Oleh karena itu, setiap orang tua wajib mengetahui perkara-perkara yang
telah Allah wajibkan kepada mereka berkaitan dengan anak-anak. Sehingga
dapat menjaga amanah yang berharga ini.
Diantara yang bisa menebus dosa akibat fitnah yang ditimbulkan dari anak
adalah puasa, shalat dan amar ma’ruf nahi munkar. Hal itu berdasarkan hadits
yang diriwayatkan oleh Imam Bukhari dan Muslim serta Tirmidzi dari Hudzaifah
dalam hadits yang panjang, beliau berkata,”Aku mendengar Rasulullah
Shallallahu 'alaihi wa sallam bersabda.
فِتْنَةُ الرَّجُلِ فِي أهْلِهِ وَمَالِهِ وَ وَلَدِهِ وَنَفْسِهِ وِجَارِهِ
يُكَفَّرُهَا: الصِّيَامُ وَالصَّلاَةُ وَالصَّدَقَةُ وَاْلأمْرُ
بِالْمَعْرُوْفِ وَالنَّهْيُ عَنِ الْمُنْكَرِ.

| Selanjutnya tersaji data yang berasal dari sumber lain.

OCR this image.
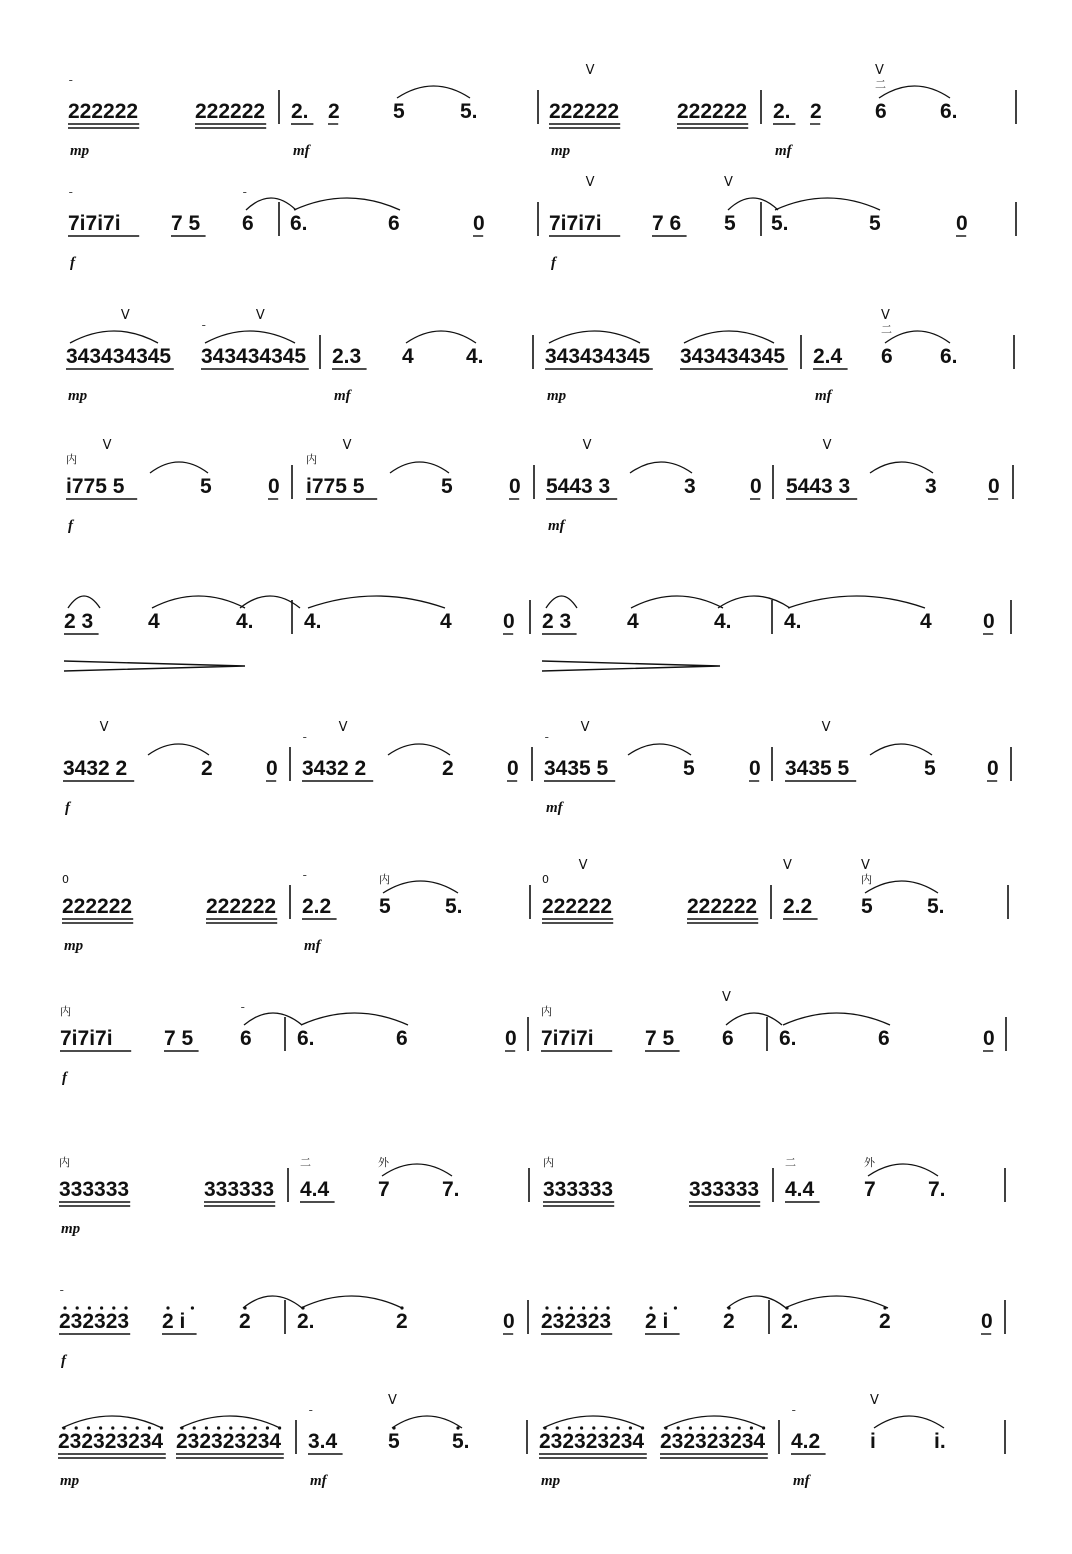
222222
ˉ
mp
222222 2.
mf
2	5	5.	222222
V
mp
222222 2.
mf
2	6
V
二
6.
7i7i7i
ˉ
f
7 5 6
ˉ
6.	6	0	7i7i7i
V
f
7 6 5
V
5.	5	0
343434345
V
mp
343434345
V
ˉ
2.3
mf
4 4.	343434345
mp
343434345 2.4
mf
6
V
二
6.
i775 5
V
内
f
5	0 i775 5
V
内
5	0 5443 3
V
mf
3	0 5443 3
V
3 0
2 3	4	4. 4.	4 0 2 3	4	4. 4.	4 0
3432 2
V
f
2	0 3432 2
V
ˉ
2	0 3435 5
V
ˉ
mf
5	0 3435 5
V
5 0
222222
0
mp
222222 2.2
ˉ
mf
5
内
5.	222222
V
0
222222 2.2
V
5
V
内
5.
7i7i7i
内
f
7 5 6
ˉ
6.	6	0 7i7i7i
内
7 5 6
V
6.	6	0
333333
内
mp
333333 4.4
二
7
外
7.	333333
内
333333 4.4
二
7
外
7.
232323
ˉ
f
2 i	2 2.	2	0 232323 2 i	2 2.	2	0
232323234
mp
232323234 3.4
ˉ
mf
5
V
5.	232323234
mp
232323234 4.2
ˉ
mf
i
V
i.
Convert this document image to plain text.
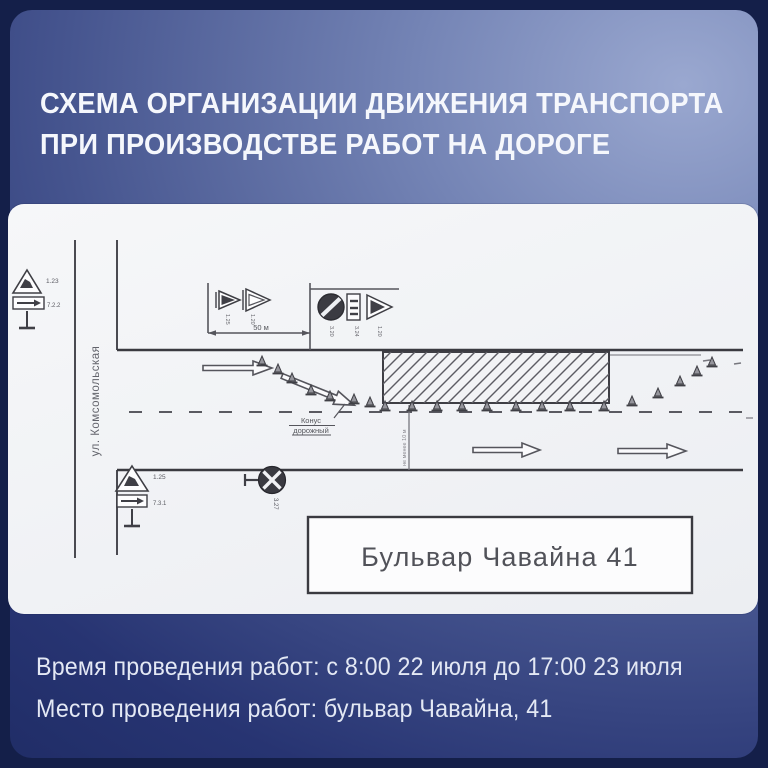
СХЕМА ОРГАНИЗАЦИИ ДВИЖЕНИЯ ТРАНСПОРТА
ПРИ ПРОИЗВОДСТВЕ РАБОТ НА ДОРОГЕ
ул. Комсомольская	не менее 10 м
Конус
дорожный
1.25	1.20
50 м	3.20	3.24	1.20
1.23
7.2.2
1.25
7.3.1	3.27
Бульвар Чавайна 41
Время проведения работ: с 8:00 22 июля до 17:00 23 июля
Место проведения работ: бульвар Чавайна, 41
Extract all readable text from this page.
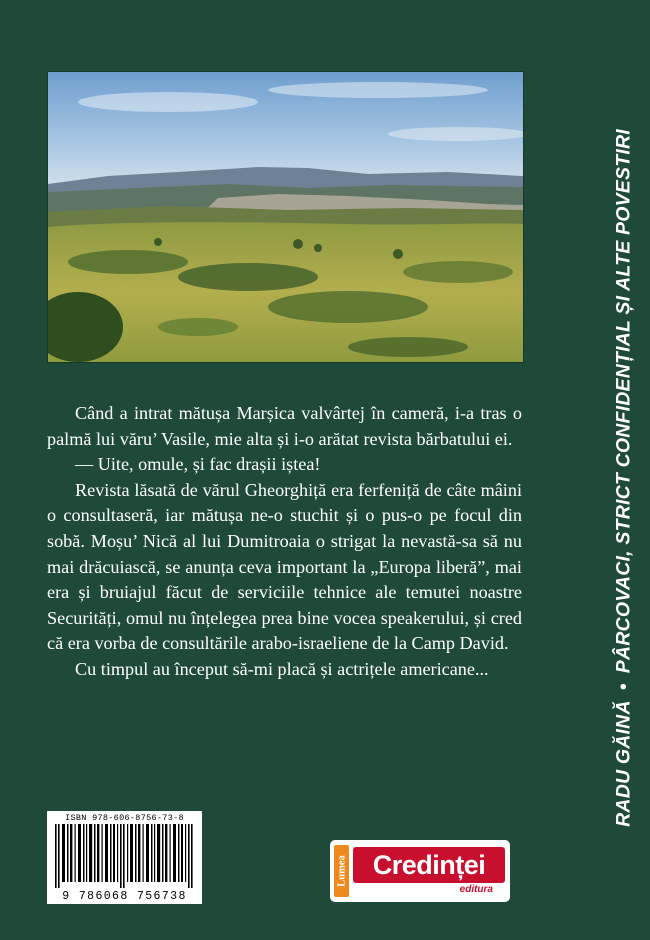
Când a intrat mătușa Marșica valvârtej în cameră, i-a tras o palmă lui văru’ Vasile, mie alta și i-o arătat revista bărbatului ei.

— Uite, omule, și fac drașii iștea!

Revista lăsată de vărul Gheorghiță era ferfeniță de câte mâini o consultaseră, iar mătușa ne-o stuchit și o pus-o pe focul din sobă. Moșu’ Nică al lui Dumitroaia o strigat la nevastă-sa să nu mai drăcuiască, se anunța ceva important la „Europa liberă”, mai era și bruiajul făcut de serviciile tehnice ale temutei noastre Securități, omul nu înțelegea prea bine vocea speakerului, și cred că era vorba de consultările arabo-israeliene de la Camp David.

Cu timpul au început să-mi placă și actrițele americane...

RADU GĂINĂ•PÂRCOVACI, STRICT CONFIDENȚIAL ȘI ALTE POVESTIRI
ISBN 978-606-8756-73-8
9 786068 756738
Lumea Credinței
editura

Fitnah seseorang dari keluarganya, hartanya, anaknya, dirinya dan
tetangganya ditebus dengan puasa, shalat, sedekah, dan amar ma’ruf nahi
munkar. (Muttafaqun’alaih)
Semoga Allah Subhanahu wa Ta'ala memberikan karunia anak yang shalih, yang
membantu dalam ketaatan dan menjadi pengingat dari kelalaian, serta memberi
nasihat ketika lupa dan luput dari ajaran Islam. Wallahu waliyyut taufiq.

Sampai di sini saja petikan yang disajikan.